5. Performance Evaluation and Results
Experiments conducted on an 80-node CloudLab cluster (10 cores, 64 GB RAM, 25 Gbps networking per node) compare KUBEDIRECT against two baselines: stock Kubernetes (v1.32) with Knative v1.15, and the clean-slate FaaS platform Dirigent.
Key performance metrics and findings include:
- Microbenchmarks: Scaling 100–800 Pods in a single Deployment (over 80 nodes), KUBEDIRECT’s control plane achieves 3.7–16.9× speed-up versus K8s. With Dirigent’s sandbox (Kd+), sub-second latency is achieved, matching Dirigent’s raw performance.
- Function Diversity Scaling: For 100–800 distinct functions (one Pod each) on 80 nodes, speed-ups range from 7.4–32.8× over baseline Kubernetes.
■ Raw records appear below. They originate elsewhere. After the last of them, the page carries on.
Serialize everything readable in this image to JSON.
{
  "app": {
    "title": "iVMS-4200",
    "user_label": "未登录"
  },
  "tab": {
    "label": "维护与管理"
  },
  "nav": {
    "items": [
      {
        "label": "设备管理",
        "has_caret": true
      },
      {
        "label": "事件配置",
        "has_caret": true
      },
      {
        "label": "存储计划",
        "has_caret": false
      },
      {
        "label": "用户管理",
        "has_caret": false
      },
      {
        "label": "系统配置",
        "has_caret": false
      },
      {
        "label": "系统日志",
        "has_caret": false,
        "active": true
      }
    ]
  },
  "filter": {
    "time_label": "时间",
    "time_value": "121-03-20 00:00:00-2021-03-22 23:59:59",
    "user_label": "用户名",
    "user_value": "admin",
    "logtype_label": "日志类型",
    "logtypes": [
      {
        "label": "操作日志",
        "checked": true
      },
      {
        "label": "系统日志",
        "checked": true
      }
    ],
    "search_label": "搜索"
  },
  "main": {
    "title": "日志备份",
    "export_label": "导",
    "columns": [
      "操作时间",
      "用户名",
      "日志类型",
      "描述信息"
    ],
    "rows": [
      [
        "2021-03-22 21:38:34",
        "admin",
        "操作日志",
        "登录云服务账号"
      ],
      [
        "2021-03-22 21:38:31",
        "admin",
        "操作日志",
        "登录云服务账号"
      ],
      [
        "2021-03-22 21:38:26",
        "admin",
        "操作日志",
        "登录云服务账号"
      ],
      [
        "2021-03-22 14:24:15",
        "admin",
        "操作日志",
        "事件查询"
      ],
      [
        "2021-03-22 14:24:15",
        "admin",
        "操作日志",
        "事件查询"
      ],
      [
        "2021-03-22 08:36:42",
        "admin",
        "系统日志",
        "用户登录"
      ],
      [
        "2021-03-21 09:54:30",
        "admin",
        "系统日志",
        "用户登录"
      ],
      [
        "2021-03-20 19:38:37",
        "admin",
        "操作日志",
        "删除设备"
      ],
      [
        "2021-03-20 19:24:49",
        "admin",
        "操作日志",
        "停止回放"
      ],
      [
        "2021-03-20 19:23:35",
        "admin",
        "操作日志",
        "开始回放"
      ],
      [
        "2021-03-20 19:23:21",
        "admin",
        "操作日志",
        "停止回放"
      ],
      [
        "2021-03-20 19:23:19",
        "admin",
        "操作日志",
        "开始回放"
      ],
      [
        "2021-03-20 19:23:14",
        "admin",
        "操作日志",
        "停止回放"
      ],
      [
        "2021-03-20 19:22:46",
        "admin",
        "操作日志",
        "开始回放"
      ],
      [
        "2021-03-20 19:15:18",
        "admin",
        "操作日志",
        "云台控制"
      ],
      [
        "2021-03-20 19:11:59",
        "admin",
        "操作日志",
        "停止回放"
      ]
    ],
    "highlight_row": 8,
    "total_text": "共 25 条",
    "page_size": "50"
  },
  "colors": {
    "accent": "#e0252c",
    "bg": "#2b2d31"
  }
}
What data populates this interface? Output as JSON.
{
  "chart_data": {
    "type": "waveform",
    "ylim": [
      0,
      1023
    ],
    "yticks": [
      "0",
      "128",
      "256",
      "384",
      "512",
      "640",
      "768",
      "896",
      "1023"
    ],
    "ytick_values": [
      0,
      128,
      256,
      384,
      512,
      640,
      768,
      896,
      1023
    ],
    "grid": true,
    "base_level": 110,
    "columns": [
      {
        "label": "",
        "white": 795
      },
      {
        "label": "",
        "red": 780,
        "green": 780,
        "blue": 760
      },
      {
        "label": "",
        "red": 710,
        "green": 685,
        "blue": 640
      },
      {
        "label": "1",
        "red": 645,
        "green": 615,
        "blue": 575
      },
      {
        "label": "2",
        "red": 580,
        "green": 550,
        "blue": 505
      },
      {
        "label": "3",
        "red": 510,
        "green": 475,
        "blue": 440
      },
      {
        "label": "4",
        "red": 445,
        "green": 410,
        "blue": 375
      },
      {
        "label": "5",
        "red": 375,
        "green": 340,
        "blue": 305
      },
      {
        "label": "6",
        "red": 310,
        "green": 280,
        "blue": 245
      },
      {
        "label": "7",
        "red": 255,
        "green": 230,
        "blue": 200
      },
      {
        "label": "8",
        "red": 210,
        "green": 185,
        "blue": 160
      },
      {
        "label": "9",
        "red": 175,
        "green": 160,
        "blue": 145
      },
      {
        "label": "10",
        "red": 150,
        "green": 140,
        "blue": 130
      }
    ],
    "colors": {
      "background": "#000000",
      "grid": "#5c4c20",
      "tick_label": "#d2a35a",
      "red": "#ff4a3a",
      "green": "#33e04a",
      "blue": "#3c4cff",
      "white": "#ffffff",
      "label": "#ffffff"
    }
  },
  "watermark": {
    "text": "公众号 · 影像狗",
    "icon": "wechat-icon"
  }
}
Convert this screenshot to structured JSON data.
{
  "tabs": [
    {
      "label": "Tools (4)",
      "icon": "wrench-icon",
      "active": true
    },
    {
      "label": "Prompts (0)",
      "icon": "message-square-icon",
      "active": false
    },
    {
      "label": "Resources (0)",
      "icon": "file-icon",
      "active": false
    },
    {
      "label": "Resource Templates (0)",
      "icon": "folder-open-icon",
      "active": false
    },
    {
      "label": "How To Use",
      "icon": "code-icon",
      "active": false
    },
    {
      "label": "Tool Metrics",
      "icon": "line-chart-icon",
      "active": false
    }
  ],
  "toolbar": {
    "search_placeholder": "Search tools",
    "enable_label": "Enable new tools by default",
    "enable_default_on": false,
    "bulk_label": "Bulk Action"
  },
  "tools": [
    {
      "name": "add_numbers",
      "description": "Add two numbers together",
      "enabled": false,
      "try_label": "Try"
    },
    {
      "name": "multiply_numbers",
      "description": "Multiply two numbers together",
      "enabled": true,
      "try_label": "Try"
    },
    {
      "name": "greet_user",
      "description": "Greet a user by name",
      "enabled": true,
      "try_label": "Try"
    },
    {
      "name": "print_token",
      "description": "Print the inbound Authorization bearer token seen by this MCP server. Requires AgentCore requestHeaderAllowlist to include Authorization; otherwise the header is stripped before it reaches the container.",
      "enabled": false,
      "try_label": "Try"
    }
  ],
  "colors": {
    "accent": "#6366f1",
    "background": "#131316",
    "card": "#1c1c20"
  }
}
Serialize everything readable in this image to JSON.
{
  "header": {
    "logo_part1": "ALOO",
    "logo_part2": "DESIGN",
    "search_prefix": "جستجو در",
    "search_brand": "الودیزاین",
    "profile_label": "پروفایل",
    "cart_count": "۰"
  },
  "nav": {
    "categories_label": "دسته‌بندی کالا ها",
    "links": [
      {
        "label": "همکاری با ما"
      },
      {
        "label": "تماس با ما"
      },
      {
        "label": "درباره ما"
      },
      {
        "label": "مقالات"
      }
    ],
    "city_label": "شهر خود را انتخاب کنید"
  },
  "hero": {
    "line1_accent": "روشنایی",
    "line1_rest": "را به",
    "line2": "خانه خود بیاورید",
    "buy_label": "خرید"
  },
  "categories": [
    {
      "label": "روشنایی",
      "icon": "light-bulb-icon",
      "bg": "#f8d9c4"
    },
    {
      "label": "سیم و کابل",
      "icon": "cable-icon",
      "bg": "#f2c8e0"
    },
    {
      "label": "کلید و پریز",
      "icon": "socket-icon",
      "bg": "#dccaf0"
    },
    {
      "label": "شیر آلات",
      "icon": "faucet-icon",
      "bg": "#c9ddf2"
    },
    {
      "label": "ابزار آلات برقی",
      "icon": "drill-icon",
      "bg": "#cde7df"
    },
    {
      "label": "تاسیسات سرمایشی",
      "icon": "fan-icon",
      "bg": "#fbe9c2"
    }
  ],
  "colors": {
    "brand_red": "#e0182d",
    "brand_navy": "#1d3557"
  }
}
- Large-Scale Node Expansion: Scaling to 20,000 Pods across 500–4,000 nodes requires 30 seconds end-to-end; scheduling step latency remains a limiting factor as it inspects all nodes.
- End-to-End FaaS Workload: Processing a 30-minute Azure Functions trace (500 functions, 168,000 invocations), KUBEDIRECT integrated into Knative reduces median user request slowdown by 3.5× and p99 by 19.4×; median scheduling latency drops by 26.7× (p99 10.3×).
- Cross-Platform Analysis: Substituting KUBEDIRECT for K8s+ (Dirigent's Kubelet) results in a 2.0× improvement in median slowdown (10.4× at p99) and a 6.6× speed-up in median scheduling latency (134× at p99), retaining parity with Dirigent’s performance.
Naive direct passing of full API objects (as opposed to delta-encoding) is shown to be 20–35% slower. The two-round handshake’s overhead on recovery/reconnection is sub-linear, proportional only to the number of batched messages.
| Comparison | Latency Reduction over Baseline | Notable Impact |
|---|---|---|
| KUBEDIRECT vs. Knative | Up to 26.7× | Median/p99 scheduling latency |
| KUBEDIRECT vs. Dirigent | Parity | Sub-second Pod provisioning |
| Direct full object passing | 20–35% slower | Inefficient vs. delta-encoding |
6. Limitations, Implications, and Future Directions
KUBEDIRECT demonstrates that it is feasible for legacy, state-centric cluster managers to regain millisecond-scale control-plane performance in serverless settings without sacrificing API compatibility or requiring fundamental rewrites of core components such as schedulers, network plugins, or service meshes. The total codebase modification is approximately 3.8k lines of Go, anchored by a stable narrow waist (Autoscaler→ReplicaSet→Scheduler→Kubelet) across Kubernetes releases, suggesting long-term maintainability (Qi et al., 27 Jan 2026).
Planned extensions and research directions include:
- Insertion of custom middle controllers (e.g., for node-specific sidecar injection).
- Application of the same strategy to other state-centric cluster managers (e.g., Omega, Twine).
- Horizontal partitioning of the narrow waist in extremely large clusters to improve scalability.
- Integration of lightweight observability hooks for enhanced introspection.
By recasting the FaaS control path as a hierarchical write-back cache and transmitting only dynamic deltas, KUBEDIRECT provides sub-millisecond provisioning at cloud scale in conjunction with full compatibility with the cumulative Kubernetes ecosystem and extensions.